Xemxija viewed from St Paul’s Bay is a fine example of property speculation running wild and it could take first prize for the most visually distressing assortment of tasteless apartment blocks and Qawra would be a stiff contender for the same prize.
Marsalforn in Gozo is now a brassy neon tourist trap but it used to be a charming sleepy fishing village before the rape which started with a cheerless block of flats dominating the Menqa closely followed by the equally tasteless Calypso Hotel. Xlendi is more of the same.
Sliema today can truly be described as an urban hell hole with its higgelty piggelty blocks of apartments and dug up sidewalks. Cranes block streets because they’re building more apartment blocks and the term traffic congestion could have been coined here. The truly handsome row of town houses along Tower Road were wiped out to make space for more cigarette box apartments whose architects could not have given much thought to aesthetics.
Speaking of aesthetics, there are few kind words that could be said about the monstrous blocks of Qui si Sana and Tigne. There is much more to come with 40 floor high rise projects already approved and in the pipeline and one can only sympathize with the unfortunate Sliema citizens for the many more years of suffering they will have to endure. It is truly ironic to reflect that Qui si sana translates from the Italian as One gets healthy here.
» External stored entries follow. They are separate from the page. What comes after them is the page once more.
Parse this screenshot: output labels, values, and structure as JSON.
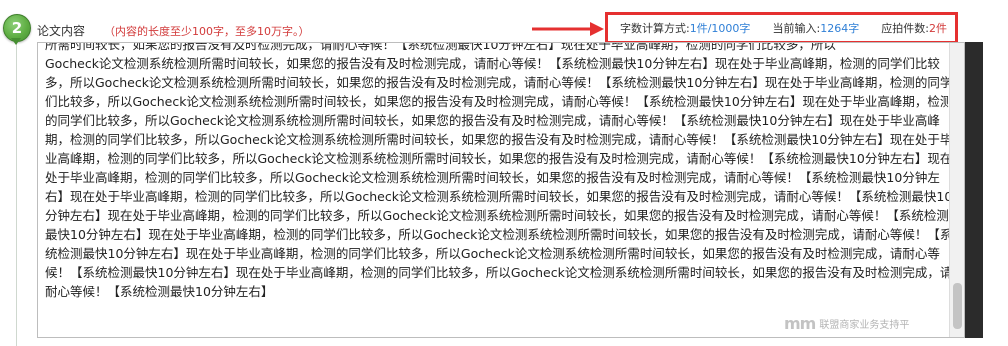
{
  "step": {
    "number": "2"
  },
  "field": {
    "label": "论文内容",
    "hint": "（内容的长度至少100字，至多10万字。）"
  },
  "stats": {
    "method_label": "字数计算方式:",
    "method_value": "1件/1000字",
    "current_label": "当前输入:",
    "current_value": "1264字",
    "pieces_label": "应拍件数:",
    "pieces_value": "2件"
  },
  "textarea": {
    "value": "所需时间较长，如果您的报告没有及时检测完成，请耐心等候！【系统检测最快10分钟左右】现在处于毕业高峰期，检测的同学们比较多，所以\nGocheck论文检测系统检测所需时间较长，如果您的报告没有及时检测完成，请耐心等候！【系统检测最快10分钟左右】现在处于毕业高峰期，检测的同学们比较多，所以Gocheck论文检测系统检测所需时间较长，如果您的报告没有及时检测完成，请耐心等候！【系统检测最快10分钟左右】现在处于毕业高峰期，检测的同学们比较多，所以Gocheck论文检测系统检测所需时间较长，如果您的报告没有及时检测完成，请耐心等候！【系统检测最快10分钟左右】现在处于毕业高峰期，检测的同学们比较多，所以Gocheck论文检测系统检测所需时间较长，如果您的报告没有及时检测完成，请耐心等候！【系统检测最快10分钟左右】现在处于毕业高峰期，检测的同学们比较多，所以Gocheck论文检测系统检测所需时间较长，如果您的报告没有及时检测完成，请耐心等候！【系统检测最快10分钟左右】现在处于毕业高峰期，检测的同学们比较多，所以Gocheck论文检测系统检测所需时间较长，如果您的报告没有及时检测完成，请耐心等候！【系统检测最快10分钟左右】现在处于毕业高峰期，检测的同学们比较多，所以Gocheck论文检测系统检测所需时间较长，如果您的报告没有及时检测完成，请耐心等候！【系统检测最快10分钟左右】现在处于毕业高峰期，检测的同学们比较多，所以Gocheck论文检测系统检测所需时间较长，如果您的报告没有及时检测完成，请耐心等候！【系统检测最快10分钟左右】现在处于毕业高峰期，检测的同学们比较多，所以Gocheck论文检测系统检测所需时间较长，如果您的报告没有及时检测完成，请耐心等候！【系统检测最快10分钟左右】现在处于毕业高峰期，检测的同学们比较多，所以Gocheck论文检测系统检测所需时间较长，如果您的报告没有及时检测完成，请耐心等候！【系统检测最快10分钟左右】现在处于毕业高峰期，检测的同学们比较多，所以Gocheck论文检测系统检测所需时间较长，如果您的报告没有及时检测完成，请耐心等候！【系统检测最快10分钟左右】现在处于毕业高峰期，检测的同学们比较多，所以Gocheck论文检测系统检测所需时间较长，如果您的报告没有及时检测完成，请耐心等候！【系统检测最快10分钟左右】"
  },
  "watermark": {
    "logo": "mm",
    "text": "联盟商家业务支持平"
  },
  "colors": {
    "highlight_border": "#e53030",
    "hint_red": "#d23a3a",
    "value_blue": "#2f7fd6",
    "badge_green": "#5fae43"
  },
  "icons": {
    "step_badge": "step-number-badge",
    "annotation_arrow": "red-arrow-icon"
  }
}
Maybe one of the most superfluous projects of recent years is the widening of the Coast Road. It used to be one of the most scenic drives on the island with its spectacular seascapes but has now been transformed into a tarmac superhighway whose boundary walls incomprehensibly hide the sea from motorists.
Industrial estates spring up in scenic valleys like Wied il-Ghasel, replacing open countryside with stone and concrete. Most of the garages are empty, the roads are dirt tracks and the electricity infrastructure is incomplete. This must be one of the most cheerless places in the Island with no attempt at landscaping to soften the dusty harshness.
It has to be said, though, that the biggest affronts to our intelligence, repeatedly levelled at us by successive administrations are the shanty towns of Mellieha, St Thomas Bay, Dwejra and Armier, illegally built and condoned because of the perceived political clout the inhabitants supposedly wield at every election.
Development is necessary and every country needs infrastructure but it does not need over development. Malta is shabby and lacks quality and it needs to stop creating new concrete blocks and to take a good hard look around and to take care of what is already there. It needs proper planning. Traffic congestion needs solving. Pavements need repairs. Roads need re-surfacing and the paint on them regularly renewed. Rubble walls need to be repaired. Water tanks removed from rooftops. The list goes on and on.
We need a quantum leap in quality. And if we don’t know what it means, let’s learn it.